El hecho de que esta comedia se haya convertido en uno de los fenómenos de taquilla del año en Hollywood, no hace sino confirmar la franca decadencia de la Meca de Cine. Se trata de una cinta poco original (ahí está el antecedente de Hey, ¿dónde está mi auto?, entre otros), construida a base de chispazos escatológicos y hechos absurdos, que provoca una que otra risa, pero hasta ahí. No hay en ella ni siquiera el toque “guarro” pero ingenioso de los hermano Farrelly (Loco por Mary). La historia de un grupo de amigos que, tras una noche de farra en Las Vegas, despiertan en medio de un caos y sin memoria de las últimas horas, no es ni lo suficientemente divertida ni emotiva como para atraer a las masas. ¿Por qué entonces está ocurriendo?

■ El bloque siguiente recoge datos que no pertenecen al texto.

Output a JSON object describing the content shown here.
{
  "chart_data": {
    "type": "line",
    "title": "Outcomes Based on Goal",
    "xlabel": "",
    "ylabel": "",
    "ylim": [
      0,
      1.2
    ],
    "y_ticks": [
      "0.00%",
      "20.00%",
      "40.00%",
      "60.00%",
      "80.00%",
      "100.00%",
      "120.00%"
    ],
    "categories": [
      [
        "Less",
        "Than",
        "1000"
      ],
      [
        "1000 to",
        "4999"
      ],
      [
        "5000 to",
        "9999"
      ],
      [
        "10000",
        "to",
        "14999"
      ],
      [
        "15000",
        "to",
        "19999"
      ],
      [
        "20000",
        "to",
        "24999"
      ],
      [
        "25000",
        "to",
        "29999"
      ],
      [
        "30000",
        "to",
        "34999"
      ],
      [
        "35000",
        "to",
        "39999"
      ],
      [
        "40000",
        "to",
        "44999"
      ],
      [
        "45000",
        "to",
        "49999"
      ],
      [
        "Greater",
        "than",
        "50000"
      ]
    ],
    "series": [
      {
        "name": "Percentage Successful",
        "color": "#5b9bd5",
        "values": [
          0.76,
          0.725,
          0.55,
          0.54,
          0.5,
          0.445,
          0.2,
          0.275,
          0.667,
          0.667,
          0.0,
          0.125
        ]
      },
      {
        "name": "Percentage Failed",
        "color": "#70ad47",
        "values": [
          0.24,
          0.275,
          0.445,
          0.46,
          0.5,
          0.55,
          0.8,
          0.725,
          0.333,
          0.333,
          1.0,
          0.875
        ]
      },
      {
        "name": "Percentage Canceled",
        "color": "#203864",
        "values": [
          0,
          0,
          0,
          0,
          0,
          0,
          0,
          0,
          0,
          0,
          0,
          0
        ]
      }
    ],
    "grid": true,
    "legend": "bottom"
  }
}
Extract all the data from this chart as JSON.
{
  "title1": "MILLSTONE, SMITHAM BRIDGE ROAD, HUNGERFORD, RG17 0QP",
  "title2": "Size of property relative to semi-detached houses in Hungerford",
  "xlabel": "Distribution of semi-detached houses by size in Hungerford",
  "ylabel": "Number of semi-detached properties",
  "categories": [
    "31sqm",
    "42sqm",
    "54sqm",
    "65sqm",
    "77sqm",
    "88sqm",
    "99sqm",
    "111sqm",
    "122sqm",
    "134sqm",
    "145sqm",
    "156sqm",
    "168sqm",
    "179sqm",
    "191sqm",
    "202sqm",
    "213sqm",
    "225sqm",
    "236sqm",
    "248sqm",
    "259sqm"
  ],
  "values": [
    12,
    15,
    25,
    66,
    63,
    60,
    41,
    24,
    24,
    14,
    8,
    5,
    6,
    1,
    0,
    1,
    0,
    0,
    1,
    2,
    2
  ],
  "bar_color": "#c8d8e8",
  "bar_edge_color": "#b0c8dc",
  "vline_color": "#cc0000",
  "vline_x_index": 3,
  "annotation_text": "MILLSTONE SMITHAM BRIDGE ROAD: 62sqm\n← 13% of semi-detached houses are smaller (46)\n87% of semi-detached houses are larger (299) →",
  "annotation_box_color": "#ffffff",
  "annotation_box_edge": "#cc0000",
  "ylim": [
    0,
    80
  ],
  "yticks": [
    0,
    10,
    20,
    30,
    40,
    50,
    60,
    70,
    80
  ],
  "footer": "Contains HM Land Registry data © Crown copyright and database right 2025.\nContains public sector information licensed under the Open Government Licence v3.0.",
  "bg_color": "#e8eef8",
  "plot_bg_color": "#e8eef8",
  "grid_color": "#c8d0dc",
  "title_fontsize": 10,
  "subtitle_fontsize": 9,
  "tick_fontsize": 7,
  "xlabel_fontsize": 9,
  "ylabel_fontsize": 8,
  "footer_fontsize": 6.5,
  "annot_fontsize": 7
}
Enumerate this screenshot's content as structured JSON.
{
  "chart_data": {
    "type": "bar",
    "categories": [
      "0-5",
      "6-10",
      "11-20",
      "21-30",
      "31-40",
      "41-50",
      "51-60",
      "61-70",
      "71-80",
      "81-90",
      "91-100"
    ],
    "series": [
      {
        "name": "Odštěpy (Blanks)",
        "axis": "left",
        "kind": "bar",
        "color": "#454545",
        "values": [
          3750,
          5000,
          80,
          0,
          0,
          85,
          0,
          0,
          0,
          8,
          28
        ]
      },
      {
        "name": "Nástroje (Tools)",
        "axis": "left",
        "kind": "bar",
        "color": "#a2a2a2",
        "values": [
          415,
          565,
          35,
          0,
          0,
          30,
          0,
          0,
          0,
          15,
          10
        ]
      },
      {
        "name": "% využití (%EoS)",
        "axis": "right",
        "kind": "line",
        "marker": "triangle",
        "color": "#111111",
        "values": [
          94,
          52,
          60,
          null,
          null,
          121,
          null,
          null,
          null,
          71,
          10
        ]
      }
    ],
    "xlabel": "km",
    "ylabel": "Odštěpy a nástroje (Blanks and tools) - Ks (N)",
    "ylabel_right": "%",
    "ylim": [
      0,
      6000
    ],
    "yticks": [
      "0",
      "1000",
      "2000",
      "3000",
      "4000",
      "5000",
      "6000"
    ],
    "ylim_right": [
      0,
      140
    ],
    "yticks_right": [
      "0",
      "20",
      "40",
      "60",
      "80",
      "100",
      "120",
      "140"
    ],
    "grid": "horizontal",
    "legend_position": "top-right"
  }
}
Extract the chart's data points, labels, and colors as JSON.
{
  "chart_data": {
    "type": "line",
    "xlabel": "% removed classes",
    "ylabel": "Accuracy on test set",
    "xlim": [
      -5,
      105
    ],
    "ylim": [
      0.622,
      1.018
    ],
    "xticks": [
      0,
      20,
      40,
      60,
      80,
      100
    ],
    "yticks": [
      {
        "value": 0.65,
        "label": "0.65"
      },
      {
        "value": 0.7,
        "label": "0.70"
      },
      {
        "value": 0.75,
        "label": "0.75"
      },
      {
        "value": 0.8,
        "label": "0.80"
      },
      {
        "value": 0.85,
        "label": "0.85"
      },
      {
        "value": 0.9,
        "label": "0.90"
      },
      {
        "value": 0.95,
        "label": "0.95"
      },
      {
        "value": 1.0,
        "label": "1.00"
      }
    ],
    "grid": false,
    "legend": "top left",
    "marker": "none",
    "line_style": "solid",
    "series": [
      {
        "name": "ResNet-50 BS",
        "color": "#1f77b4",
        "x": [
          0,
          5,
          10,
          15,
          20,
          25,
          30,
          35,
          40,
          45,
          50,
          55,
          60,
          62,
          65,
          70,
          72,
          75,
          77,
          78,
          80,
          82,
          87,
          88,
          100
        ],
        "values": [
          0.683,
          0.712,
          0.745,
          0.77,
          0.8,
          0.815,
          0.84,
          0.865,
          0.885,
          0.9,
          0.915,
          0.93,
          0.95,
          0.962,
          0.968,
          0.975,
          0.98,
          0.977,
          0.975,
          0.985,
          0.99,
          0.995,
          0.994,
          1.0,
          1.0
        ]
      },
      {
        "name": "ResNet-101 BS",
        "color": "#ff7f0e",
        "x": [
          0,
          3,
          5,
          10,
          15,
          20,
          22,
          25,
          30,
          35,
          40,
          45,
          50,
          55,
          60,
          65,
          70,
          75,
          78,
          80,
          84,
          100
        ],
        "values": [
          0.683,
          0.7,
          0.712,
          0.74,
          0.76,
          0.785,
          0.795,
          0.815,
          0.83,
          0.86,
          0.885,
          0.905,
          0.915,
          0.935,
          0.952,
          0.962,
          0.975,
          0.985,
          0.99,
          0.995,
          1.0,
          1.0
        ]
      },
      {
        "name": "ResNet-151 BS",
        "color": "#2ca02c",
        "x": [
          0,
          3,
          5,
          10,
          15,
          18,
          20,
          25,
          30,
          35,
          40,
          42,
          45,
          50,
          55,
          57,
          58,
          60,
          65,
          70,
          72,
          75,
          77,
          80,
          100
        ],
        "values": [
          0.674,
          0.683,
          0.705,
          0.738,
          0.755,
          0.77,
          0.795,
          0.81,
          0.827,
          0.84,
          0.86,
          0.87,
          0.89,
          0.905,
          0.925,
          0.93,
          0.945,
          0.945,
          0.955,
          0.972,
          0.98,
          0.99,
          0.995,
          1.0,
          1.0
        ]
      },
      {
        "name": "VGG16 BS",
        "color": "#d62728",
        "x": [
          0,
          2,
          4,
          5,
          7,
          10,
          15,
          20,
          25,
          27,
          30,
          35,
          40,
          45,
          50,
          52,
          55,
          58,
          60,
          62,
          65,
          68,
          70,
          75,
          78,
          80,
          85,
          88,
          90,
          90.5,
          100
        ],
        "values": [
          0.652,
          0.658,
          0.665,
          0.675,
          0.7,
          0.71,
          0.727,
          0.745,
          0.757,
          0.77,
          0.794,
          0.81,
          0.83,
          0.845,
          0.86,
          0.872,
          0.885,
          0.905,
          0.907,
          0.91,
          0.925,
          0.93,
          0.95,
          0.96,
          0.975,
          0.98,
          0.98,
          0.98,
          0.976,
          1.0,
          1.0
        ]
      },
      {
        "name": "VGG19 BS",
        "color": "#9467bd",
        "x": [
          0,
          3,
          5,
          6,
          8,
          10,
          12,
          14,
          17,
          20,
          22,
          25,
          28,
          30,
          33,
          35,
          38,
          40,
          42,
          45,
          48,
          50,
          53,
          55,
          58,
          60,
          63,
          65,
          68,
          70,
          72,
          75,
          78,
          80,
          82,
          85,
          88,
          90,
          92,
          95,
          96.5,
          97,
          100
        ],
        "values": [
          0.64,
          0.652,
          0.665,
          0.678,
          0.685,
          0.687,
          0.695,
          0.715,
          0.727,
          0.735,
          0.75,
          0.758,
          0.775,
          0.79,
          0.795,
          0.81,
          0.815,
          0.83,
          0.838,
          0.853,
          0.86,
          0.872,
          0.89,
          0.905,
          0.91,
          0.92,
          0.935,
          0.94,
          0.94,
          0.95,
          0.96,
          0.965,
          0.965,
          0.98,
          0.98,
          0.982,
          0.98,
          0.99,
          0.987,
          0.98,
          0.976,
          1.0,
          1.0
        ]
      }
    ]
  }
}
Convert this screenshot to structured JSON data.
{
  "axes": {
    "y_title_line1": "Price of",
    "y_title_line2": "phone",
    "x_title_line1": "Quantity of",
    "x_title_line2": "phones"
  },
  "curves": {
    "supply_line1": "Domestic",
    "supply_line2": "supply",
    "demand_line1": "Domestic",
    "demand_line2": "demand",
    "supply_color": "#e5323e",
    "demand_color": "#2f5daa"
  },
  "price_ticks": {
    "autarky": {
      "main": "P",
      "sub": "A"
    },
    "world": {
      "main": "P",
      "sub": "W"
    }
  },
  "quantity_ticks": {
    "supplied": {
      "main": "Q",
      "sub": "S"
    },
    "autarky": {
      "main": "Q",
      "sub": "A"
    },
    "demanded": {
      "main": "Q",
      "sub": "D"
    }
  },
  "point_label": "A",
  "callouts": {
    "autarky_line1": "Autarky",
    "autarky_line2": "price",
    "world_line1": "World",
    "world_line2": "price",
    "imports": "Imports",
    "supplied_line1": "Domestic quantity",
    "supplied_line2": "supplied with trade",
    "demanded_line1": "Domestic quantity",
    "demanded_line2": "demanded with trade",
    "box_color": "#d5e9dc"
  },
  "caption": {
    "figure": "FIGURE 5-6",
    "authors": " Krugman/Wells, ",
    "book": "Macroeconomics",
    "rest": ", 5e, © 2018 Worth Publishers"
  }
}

Misterio. Lo único que podría reconocérsele es que, a pesar de utilizar en su elenco a actores poco conocidos, haya logrado llamar tanto la atención. Un mensaje interesante para las cada vez más estereotipadas y complacientes estrellas de Hollywood.

Año uno, de Harold Ramis

Precisamente, a uno de los que les queda el saco de actor dormido en sus laureles, es a Jack Black. Poco queda del actor que sorprendió con su espontaneidad y gestos maliciosos en filmes como Alta fidelidad o Amor ciego. En Una guerra de película de plano fue eclipsado por Robert Downey Jr. y ahora, en su más reciente apuesta, Año uno, luce tan anodino como su misma película. Construido a base de referencias a los mitos bíblicos (la manzana del pecado, Caín y Abel, Sodoma y Gomorra, etc.), el filme está muy lejos de otras parodias con temática religiosa como La vida de Brian. Hay, eso sí, un gran despliegue de escenografía y vestuario para situar la historia, pero es pura pirotecnia y desperdicio. Además, el hecho de que los habitantes de la era “antes de Cristo” digan palabras como “cool” y actúen como stand up comedians resulta forzado y poco gracioso. Parece que Jack Black ha perdido la brújula.

Asalto al tren Pelham 123, de Tony Scott

El que sí sabe muy bien el tipo de cine que quiere hacer, es Tony Scott. Tras debutar con una película de autor (El ansia), tomó distancia de su famoso hermano Ridley y se enfocó en películas de acción y aventuras, género en el que ha entregado al menos una memorable pieza: La fuga, uno de los guiones escritos por Tarantino antes del fenómeno Pulp Fiction. En Asalto al tren Pelham 123 sigue el estilo que ha desarrollado desde filmes como Enemigo público, Hombre en llamas y Deja Vu: una puesta en cámara y una edición vertiginosas e historias en las que el hombre común se ve envuelto en una épica criminal. En este caso tenemos a un controlador del metro de Nueva York (Denzel Washington, uno de sus actores habituales) que se convierte en un improvisado negociador cuando unos criminales secuestran un vagón. John Travolta cumple en el papel del villano y la cinta, sin ser nada espectacular, mantiene la expectativa hasta el final. El cierre está empañado por un clásico “happy ending”, pero en estos tiempos ya es mucho pedirle a Hollywood un final inesperado.